ECHO: Terminal Agents Learn World Models for Free
Abstract
CLI agents are the closest thing language models have to an embodied setting: the model emits commands, the terminal executes them, and the returned stream---stdout, errors, file contents---records the consequences of its actions. We argue that this stream is a supervision signal, but standard agent RL largely discards it: GRPO-style training updates action tokens while ignoring environment responses, even though rollouts already contain them. We introduce ECHO (Environment Cross-entropy Hybrid Objective), an auxiliary loss that trains the policy to predict observation tokens alongside the policy gradient. ECHO reuses the same forward pass, requires no additional rollouts, and turns terminal feedback into a dense signal that remains informative even on failed trajectories. This objective shapes the policy toward a world model of terminal dynamics, plausibly improving its priors over which actions are likely to succeed.
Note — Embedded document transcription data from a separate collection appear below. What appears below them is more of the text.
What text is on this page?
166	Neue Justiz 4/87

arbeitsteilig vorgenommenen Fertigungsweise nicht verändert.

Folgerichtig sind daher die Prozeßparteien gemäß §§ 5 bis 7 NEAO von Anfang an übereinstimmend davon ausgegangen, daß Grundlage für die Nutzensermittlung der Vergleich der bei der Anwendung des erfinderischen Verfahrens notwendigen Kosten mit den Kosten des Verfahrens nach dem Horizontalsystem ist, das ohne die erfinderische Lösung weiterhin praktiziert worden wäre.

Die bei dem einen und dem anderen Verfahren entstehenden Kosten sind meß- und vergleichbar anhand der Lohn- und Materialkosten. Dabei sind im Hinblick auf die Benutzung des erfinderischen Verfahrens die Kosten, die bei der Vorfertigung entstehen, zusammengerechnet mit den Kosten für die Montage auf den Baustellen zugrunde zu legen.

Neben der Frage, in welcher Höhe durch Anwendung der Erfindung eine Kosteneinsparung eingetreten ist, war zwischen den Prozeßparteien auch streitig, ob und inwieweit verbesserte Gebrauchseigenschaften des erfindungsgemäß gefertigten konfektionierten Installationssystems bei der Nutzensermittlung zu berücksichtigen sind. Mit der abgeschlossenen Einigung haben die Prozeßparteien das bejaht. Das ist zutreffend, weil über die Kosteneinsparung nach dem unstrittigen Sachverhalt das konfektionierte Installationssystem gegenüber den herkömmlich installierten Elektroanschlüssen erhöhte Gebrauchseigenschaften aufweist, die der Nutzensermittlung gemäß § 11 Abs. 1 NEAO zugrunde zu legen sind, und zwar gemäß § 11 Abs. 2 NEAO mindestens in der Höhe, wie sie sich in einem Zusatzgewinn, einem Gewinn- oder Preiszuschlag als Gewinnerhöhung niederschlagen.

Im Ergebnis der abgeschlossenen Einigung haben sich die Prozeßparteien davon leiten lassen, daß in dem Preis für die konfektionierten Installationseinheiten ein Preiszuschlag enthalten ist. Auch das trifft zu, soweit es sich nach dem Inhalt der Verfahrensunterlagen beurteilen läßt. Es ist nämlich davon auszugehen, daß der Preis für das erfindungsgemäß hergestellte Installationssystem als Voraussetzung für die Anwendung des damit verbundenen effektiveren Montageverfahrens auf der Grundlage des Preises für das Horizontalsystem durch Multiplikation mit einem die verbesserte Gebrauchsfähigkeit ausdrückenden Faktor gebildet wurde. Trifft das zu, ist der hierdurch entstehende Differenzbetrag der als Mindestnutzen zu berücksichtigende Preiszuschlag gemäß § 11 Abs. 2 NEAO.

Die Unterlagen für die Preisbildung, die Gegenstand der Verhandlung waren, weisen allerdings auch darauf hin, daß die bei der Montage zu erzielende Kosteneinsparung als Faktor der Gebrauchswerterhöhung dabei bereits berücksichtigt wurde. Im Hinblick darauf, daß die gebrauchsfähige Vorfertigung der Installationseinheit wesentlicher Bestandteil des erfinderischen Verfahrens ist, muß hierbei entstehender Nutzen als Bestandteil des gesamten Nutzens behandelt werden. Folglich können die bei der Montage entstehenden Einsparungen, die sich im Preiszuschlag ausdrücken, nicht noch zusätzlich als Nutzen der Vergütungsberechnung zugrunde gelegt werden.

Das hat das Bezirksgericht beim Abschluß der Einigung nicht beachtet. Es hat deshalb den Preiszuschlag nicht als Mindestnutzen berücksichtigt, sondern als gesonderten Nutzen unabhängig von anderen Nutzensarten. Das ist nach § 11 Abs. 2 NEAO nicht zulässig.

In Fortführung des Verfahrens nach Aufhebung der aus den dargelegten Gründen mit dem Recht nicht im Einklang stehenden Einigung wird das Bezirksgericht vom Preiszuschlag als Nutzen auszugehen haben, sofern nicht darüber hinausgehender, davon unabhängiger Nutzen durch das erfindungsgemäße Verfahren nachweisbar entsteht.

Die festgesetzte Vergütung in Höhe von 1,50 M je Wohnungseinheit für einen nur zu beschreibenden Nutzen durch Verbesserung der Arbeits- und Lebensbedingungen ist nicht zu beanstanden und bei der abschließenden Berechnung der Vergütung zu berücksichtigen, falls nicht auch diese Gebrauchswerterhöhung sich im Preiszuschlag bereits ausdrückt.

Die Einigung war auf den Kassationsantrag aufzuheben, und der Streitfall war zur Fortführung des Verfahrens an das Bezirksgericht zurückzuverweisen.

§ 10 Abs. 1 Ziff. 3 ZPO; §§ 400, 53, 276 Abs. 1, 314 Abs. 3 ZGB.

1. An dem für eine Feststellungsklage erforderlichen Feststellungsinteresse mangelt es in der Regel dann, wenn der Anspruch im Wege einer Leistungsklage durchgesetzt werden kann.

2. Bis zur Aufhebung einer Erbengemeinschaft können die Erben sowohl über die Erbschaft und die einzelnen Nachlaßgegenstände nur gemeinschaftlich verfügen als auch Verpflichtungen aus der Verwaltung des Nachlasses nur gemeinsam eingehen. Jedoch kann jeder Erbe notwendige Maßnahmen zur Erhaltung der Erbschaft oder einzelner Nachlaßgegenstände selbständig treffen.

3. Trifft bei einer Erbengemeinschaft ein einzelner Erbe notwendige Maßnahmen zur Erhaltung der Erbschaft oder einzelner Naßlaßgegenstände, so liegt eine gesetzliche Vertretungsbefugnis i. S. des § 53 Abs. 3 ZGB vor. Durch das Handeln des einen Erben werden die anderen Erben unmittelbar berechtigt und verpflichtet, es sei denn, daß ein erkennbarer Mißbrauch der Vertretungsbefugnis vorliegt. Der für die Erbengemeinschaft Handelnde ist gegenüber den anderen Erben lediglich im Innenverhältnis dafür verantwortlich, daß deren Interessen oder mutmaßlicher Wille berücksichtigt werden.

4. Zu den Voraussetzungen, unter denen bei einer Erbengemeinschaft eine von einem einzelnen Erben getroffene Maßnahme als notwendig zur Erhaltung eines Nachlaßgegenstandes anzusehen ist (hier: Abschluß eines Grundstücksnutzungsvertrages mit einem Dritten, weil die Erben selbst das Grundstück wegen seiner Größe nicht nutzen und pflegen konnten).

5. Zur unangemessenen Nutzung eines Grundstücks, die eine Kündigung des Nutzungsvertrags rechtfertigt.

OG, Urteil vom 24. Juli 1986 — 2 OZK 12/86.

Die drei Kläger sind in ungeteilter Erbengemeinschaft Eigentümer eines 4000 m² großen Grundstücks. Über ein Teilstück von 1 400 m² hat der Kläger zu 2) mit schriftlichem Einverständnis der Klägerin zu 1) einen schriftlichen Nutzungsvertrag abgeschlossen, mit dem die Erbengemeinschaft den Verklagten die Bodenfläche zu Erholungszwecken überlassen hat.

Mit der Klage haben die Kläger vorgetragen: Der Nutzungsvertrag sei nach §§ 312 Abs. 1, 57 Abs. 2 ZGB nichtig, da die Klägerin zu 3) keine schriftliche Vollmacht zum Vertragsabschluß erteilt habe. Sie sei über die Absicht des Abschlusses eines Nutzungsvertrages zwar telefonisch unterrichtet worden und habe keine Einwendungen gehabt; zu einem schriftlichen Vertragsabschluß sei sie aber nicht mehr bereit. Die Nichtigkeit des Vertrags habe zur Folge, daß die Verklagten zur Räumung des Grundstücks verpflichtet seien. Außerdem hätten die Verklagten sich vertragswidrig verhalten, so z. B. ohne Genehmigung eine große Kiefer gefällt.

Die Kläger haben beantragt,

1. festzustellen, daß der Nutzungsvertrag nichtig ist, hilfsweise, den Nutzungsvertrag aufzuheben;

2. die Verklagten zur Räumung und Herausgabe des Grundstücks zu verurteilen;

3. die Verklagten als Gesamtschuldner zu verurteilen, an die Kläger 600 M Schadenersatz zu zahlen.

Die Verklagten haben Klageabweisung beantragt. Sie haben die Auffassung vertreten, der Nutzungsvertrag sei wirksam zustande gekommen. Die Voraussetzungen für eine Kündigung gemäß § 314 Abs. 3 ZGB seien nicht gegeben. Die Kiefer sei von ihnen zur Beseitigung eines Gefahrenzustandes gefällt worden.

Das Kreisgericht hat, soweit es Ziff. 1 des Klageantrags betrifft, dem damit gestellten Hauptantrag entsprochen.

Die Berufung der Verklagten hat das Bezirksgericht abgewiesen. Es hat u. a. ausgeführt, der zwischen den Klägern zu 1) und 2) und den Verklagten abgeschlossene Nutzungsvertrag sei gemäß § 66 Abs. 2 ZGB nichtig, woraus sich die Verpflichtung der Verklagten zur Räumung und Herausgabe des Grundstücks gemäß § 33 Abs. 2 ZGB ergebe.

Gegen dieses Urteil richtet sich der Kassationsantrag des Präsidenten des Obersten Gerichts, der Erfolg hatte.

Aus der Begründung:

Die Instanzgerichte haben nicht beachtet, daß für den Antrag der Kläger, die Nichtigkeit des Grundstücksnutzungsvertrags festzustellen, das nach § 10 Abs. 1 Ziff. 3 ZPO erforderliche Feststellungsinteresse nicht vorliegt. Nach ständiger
On TerminalBench 2, ECHO nearly doubles pass@1: Qwen3-8B improves from 2.70% to 5.17%, and Qwen3-14B from 5.17% to 10.79%. From base Qwen3-8B, ECHO+GRPO matches expert-SFT-then-GRPO on held-out terminal tasks without the expert demonstrations required for SFT, and closes roughly half this gap on TerminalBench 2. Without verifier rewards, ECHO can lead to self-improvement through exploration alone, suggesting environment observations are not merely context for actions but supervision for the policy itself.